CATEGORIA Everyday Dishes, Fish and/or Seafood, Healthy, Lactose-Free, Savory Recipes
COZINHA Brazilian, Norwegian
PALAVRA-CHAVE barley salad, cod, dried salted fish, fiber-rich salad, healthy salad, saithe
TEMPO DE PREPARO 30 minutes
TEMPO DE FORNO/FOGÃO 50 minutes
TEMPO TOTAL 1 hour 20 minutes
Servings 6
Calories 366kcal
Author Natália Palmegiano – Cook’n Enjoy

Equipment

  • Stove

Ingredients

SAITHE AND BARLEY

  • 12.3 oz of Thin slices of Dried Saithe from Norway after desalting (350 g)
  • Pink peppercorns to taste
  • 2 units of Bay leaves
  • 1 tbsp of Olive oil 0.4 fl oz (13 mL)
  • 1 unit of Onion chopped
  • 1 and 1/2 cups of Barley grains 9 oz (255 g)
  • Salt to taste
  • 3 cups of Hot water 24.3 fl oz (720 mL)
  • 5.3 oz of Cut Broccoli in florets (150 g)
  • 1/3 cup of Cranberry 1.5 oz (43 g)
  • 1/3 cup of Brazilian Nuts 1.76 oz (50 g)
  • Chopped parsley to taste

SAUCE

  • 4 tbsp of Olive oil 2.03 fl oz (60 mL)
  • 2 tbsp of Lemon juice 1 fl oz (30 mL)
  • Salt to taste
  • Black pepper to taste

Instructions

SAITHE AND BARLEY

  • In a saucepan, add plenty of water, pink peppercorns, and bay leaf.

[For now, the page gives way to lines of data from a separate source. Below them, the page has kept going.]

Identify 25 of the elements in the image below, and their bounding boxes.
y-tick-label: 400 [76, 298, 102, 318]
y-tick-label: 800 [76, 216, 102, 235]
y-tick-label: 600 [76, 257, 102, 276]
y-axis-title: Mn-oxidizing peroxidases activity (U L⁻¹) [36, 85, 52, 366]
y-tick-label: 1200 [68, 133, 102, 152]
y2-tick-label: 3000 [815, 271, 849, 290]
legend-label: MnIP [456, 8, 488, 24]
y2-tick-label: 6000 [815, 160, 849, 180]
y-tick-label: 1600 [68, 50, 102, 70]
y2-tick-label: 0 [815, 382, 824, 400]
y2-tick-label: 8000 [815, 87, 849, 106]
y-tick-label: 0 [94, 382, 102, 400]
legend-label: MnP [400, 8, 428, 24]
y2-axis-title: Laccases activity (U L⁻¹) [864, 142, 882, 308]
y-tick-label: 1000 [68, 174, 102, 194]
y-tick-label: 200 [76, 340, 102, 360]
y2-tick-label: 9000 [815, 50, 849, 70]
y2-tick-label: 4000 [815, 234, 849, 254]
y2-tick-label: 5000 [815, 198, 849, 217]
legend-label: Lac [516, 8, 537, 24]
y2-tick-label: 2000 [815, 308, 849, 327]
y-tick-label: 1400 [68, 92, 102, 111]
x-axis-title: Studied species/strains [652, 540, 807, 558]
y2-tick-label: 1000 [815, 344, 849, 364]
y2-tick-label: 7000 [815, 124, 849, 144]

Bring to high heat. When the first bubbles form at the bottom, reduce the heat and add the saithe after desalting.
  • Cook over low heat for 4 minutes.
  • Remove with a slotted spoon and let it drain well and cool.
  • Remove the skin, bones, and flake the petals.
  • Set aside.
  • In a saucepan, add olive oil and sauté the onion.
  • Add the barley, water, and season with salt.
  • Let it cook over low heat until the water is reduced by half.
  • At this point, add the broccoli, cover the pan, and let it cook until the water dries up.
  • Let the barley cool well.

SAUCE

  • Mix all the ingredients.
  • In a bowl, combine the cooked and cooled barley, cranberries, chopped Brazilian nuts, parsley, half of the saithe in flakes, and half of the sauce.
  • Mix gently
  • Serve the salad with the remaining saithe pieces and sauce.

Notes

Valid to:  The salad can be stored for up to 2 days under refrigeration.